Um dia ela me convidou para tomar um licor de pitomba e eu fiquei assim tão cabrera com essa fruta que fui pesquisar primeiro, pra depois aceitar a bebida. Talvez , mania de caipira, de bicho do mato, sei la o quê. Mas foi o que eu fiz!

Fiquei sabendo que essa fruta aparece desde a região amazônica, passando pela mata atlântica, nordeste do Brasil até o Rio de Janeiro. CARAMBA?! Santa ignorância a minha, mas eu pouco liguei pra isso. Só sei que ela tem dois caroços recobertos por uma camada fina, porém suculenta e tem mágica mistura do adocicado com o cítrico.

Depois dessa maratona em pesquisas, decidi aceitar o convite da Bonita e lá resolvi ficar mais tempo em suas terras.

Curiosamente descobri que essa Maria Bonita era modelo e confeccionava seus próprios vestidos. Fiquei estarrecida com tanto tecido, estampas e modelitos que a moça tinha.
Era vaidosa a moleca!

Gostava de usar colares e brincos de penachos e tinha a preocupação sempre de combinar as peças para que tudo ficasse em harmonia, embora eu achasse um tanto de exageros ali.

A moça em questão tinha cabelos aloirados, e já que tudo era maria, ela usava maria chiquinha naquele dia. Fazia questão de mostrar sua pele sempre muito bem hidratada e bronzeada, unhas feitas e maquiagem exacerbada.

Uma tarde dessas em que o sol fica eterno sobre a Terra, nos encontramos em um quiosque a beira mar para uma conversinha amistosa e fraterna.
Pedimos água de côco, depois batidas tropicais com frutas, leite condensado e um pouquinho de vodca e MUITO gelo pra refrescar.

Em meio à nossa conversa, Bonita começou a declamar versos sobre o mar. Fiquei a ouvir sua voz naquele sotaque cantador e lhe perguntei: -"Maria, de quem são esses versos?"
Ela prontamente e demonstrando um pouco de orgulho disse: " São meus"!
OH, exclamei! Tu és poeta?
_" Sou, nasci assim, em vez de chorar, declamei um poema!"
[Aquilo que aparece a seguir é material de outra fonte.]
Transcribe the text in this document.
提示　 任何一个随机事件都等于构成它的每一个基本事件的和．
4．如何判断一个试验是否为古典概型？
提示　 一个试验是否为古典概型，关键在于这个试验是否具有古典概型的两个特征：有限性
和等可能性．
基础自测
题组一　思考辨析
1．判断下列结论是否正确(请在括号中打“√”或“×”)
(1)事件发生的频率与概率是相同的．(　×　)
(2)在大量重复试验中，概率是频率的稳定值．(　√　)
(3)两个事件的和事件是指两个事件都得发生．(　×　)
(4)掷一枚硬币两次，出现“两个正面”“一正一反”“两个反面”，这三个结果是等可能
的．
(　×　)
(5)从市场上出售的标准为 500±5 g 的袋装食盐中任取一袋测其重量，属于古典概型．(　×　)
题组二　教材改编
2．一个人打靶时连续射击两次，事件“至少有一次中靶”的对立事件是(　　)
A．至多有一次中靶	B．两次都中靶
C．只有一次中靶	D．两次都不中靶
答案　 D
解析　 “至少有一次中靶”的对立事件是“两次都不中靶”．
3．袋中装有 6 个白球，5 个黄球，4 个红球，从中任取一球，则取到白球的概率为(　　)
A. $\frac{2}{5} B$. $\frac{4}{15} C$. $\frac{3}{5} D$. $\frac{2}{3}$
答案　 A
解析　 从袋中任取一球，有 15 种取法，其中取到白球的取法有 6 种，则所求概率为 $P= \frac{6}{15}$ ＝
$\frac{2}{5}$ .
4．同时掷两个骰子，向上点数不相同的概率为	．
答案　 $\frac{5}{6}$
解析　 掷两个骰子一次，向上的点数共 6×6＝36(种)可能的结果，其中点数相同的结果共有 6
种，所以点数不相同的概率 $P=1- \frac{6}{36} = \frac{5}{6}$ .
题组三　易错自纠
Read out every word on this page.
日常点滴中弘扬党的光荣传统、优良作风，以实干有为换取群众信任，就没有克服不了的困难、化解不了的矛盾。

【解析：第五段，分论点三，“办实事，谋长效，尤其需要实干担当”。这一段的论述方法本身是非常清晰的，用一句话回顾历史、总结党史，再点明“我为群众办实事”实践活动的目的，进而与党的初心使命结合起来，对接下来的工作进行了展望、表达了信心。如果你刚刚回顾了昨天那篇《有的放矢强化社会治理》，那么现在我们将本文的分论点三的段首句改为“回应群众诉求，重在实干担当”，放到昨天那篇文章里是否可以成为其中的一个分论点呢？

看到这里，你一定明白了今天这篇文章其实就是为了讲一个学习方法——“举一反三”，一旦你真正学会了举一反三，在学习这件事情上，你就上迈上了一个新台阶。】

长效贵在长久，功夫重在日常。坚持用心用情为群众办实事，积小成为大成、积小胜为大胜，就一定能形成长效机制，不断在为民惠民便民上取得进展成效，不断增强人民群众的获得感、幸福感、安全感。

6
Eu quase caí da banqueta... Seria essa Maria uma lenda?
Folclórica eu já tinha visto que era, justamente pela maneira de se vestir, e os adereços que vinham em seguida.

"Mas que boa notícia, moça Bonita (...) Tu és uma artista porque além de criar vestimentas coloridas e esvoaçantes para alegrar a toda gente, ainda cria versos!?
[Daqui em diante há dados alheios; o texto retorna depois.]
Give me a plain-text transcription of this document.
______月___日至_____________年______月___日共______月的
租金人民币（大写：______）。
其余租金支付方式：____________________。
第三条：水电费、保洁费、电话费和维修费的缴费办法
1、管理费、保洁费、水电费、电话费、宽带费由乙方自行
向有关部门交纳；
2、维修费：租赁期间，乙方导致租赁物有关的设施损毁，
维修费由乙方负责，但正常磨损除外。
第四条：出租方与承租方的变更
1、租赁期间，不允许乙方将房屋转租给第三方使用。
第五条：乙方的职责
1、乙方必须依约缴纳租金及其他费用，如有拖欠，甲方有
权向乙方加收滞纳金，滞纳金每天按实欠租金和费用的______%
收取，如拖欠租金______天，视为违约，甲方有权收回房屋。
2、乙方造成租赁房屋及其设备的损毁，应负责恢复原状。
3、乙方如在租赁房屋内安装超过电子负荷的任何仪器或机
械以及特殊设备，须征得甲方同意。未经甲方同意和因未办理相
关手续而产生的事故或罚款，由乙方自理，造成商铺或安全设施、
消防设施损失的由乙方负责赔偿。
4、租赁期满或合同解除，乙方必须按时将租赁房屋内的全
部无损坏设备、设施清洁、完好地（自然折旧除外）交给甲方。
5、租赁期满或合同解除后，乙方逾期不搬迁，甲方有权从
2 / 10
Eu estava perplexa diante de tal figura ilustre.

Ela assentia positivamente com a cabeça e ria a toa mostrando a dentadura (que ainda eram dentes permanentes) - pelo menos parecia assim. E olhando atentamente pra mim dizia:

_" Mas não se espante e nem se surpreenda eu escrevo sobre tudo que observo. Tudo que está à minha volta é um pulo pra poesia acontecer. Estou pensando até em escrever um romance regional a lá Guimarães Rosa...
Agora eu caí literalmente da banqueta!!

"_Ahhhhhh" - ela gritou : "Não se aveche moça, levanta, sacode a poeira e dá a volta por cima. E gargalhava...")
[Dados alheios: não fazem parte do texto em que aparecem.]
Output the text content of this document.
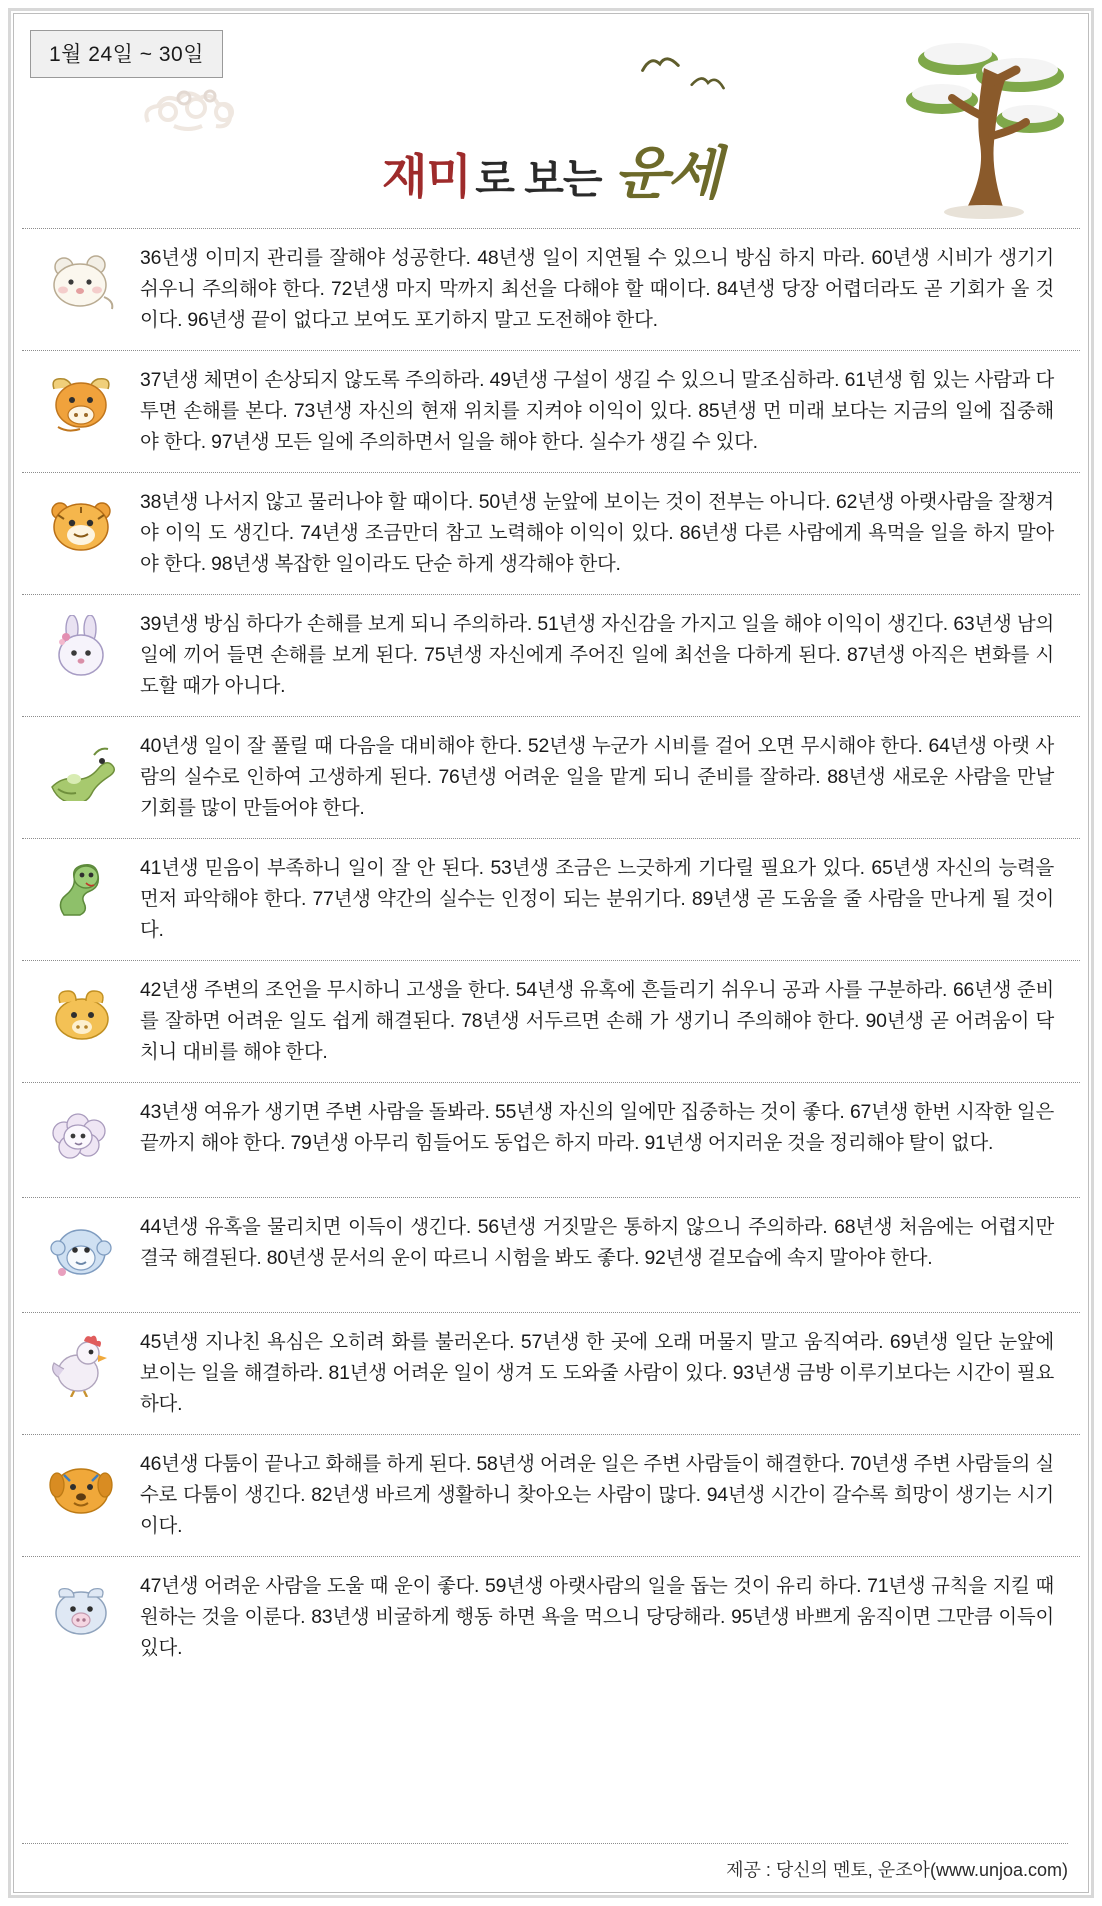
1월 24일 ~ 30일
재미 로 보는 운세
36년생 이미지 관리를 잘해야 성공한다. 48년생 일이 지연될 수 있으니 방심 하지 마라. 60년생 시비가 생기기 쉬우니 주의해야 한다. 72년생 마지 막까지 최선을 다해야 할 때이다. 84년생 당장 어렵더라도 곧 기회가 올 것이다. 96년생 끝이 없다고 보여도 포기하지 말고 도전해야 한다.
37년생 체면이 손상되지 않도록 주의하라. 49년생 구설이 생길 수 있으니 말조심하라. 61년생 힘 있는 사람과 다투면 손해를 본다. 73년생 자신의 현재 위치를 지켜야 이익이 있다. 85년생 먼 미래 보다는 지금의 일에 집중해야 한다. 97년생 모든 일에 주의하면서 일을 해야 한다. 실수가 생길 수 있다.
38년생 나서지 않고 물러나야 할 때이다. 50년생 눈앞에 보이는 것이 전부는 아니다. 62년생 아랫사람을 잘챙겨야 이익 도 생긴다. 74년생 조금만더 참고 노력해야 이익이 있다. 86년생 다른 사람에게 욕먹을 일을 하지 말아야 한다. 98년생 복잡한 일이라도 단순 하게 생각해야 한다.
39년생 방심 하다가 손해를 보게 되니 주의하라. 51년생 자신감을 가지고 일을 해야 이익이 생긴다. 63년생 남의 일에 끼어 들면 손해를 보게 된다. 75년생 자신에게 주어진 일에 최선을 다하게 된다. 87년생 아직은 변화를 시도할 때가 아니다.
40년생 일이 잘 풀릴 때 다음을 대비해야 한다. 52년생 누군가 시비를 걸어 오면 무시해야 한다. 64년생 아랫 사람의 실수로 인하여 고생하게 된다. 76년생 어려운 일을 맡게 되니 준비를 잘하라. 88년생 새로운 사람을 만날 기회를 많이 만들어야 한다.
41년생 믿음이 부족하니 일이 잘 안 된다. 53년생 조금은 느긋하게 기다릴 필요가 있다. 65년생 자신의 능력을 먼저 파악해야 한다. 77년생 약간의 실수는 인정이 되는 분위기다. 89년생 곧 도움을 줄 사람을 만나게 될 것이다.
42년생 주변의 조언을 무시하니 고생을 한다. 54년생 유혹에 흔들리기 쉬우니 공과 사를 구분하라. 66년생 준비를 잘하면 어려운 일도 쉽게 해결된다. 78년생 서두르면 손해 가 생기니 주의해야 한다. 90년생 곧 어려움이 닥치니 대비를 해야 한다.
43년생 여유가 생기면 주변 사람을 돌봐라. 55년생 자신의 일에만 집중하는 것이 좋다. 67년생 한번 시작한 일은 끝까지 해야 한다. 79년생 아무리 힘들어도 동업은 하지 마라. 91년생 어지러운 것을 정리해야 탈이 없다.
44년생 유혹을 물리치면 이득이 생긴다. 56년생 거짓말은 통하지 않으니 주의하라. 68년생 처음에는 어렵지만 결국 해결된다. 80년생 문서의 운이 따르니 시험을 봐도 좋다. 92년생 겉모습에 속지 말아야 한다.
45년생 지나친 욕심은 오히려 화를 불러온다. 57년생 한 곳에 오래 머물지 말고 움직여라. 69년생 일단 눈앞에 보이는 일을 해결하라. 81년생 어려운 일이 생겨 도 도와줄 사람이 있다. 93년생 금방 이루기보다는 시간이 필요 하다.
46년생 다툼이 끝나고 화해를 하게 된다. 58년생 어려운 일은 주변 사람들이 해결한다. 70년생 주변 사람들의 실수로 다툼이 생긴다. 82년생 바르게 생활하니 찾아오는 사람이 많다. 94년생 시간이 갈수록 희망이 생기는 시기이다.
47년생 어려운 사람을 도울 때 운이 좋다. 59년생 아랫사람의 일을 돕는 것이 유리 하다. 71년생 규칙을 지킬 때 원하는 것을 이룬다. 83년생 비굴하게 행동 하면 욕을 먹으니 당당해라. 95년생 바쁘게 움직이면 그만큼 이득이 있다.
제공 : 당신의 멘토, 운조아(www.unjoa.com)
Aquilo tudo estava demais pra mim. Realmente nunca tinha visto criatura semelhante...

Maria Bonita era muito gentil então convidou-me a pousar em sua casa. Aceitei de primeira!

Quando chegamos eu vi uma casa térrea toda ajardinada e um lindo roseiral alaranjado onde cantavam curiós e pintassilgos.
Logo que adrentei, vi uma sala ampla com muitos quadros quase que preenchendo todo o ambiente.
Quando cheguei mas perto vi que a galeria era composta por uma espécie de vitral fotográfico onde a natureza figurava com ela - A MARIA BONITA!

Em todos os quadros ela estava presente... e curiosamente perguntei:
"_ Maria, porque você está em todos os quadros?"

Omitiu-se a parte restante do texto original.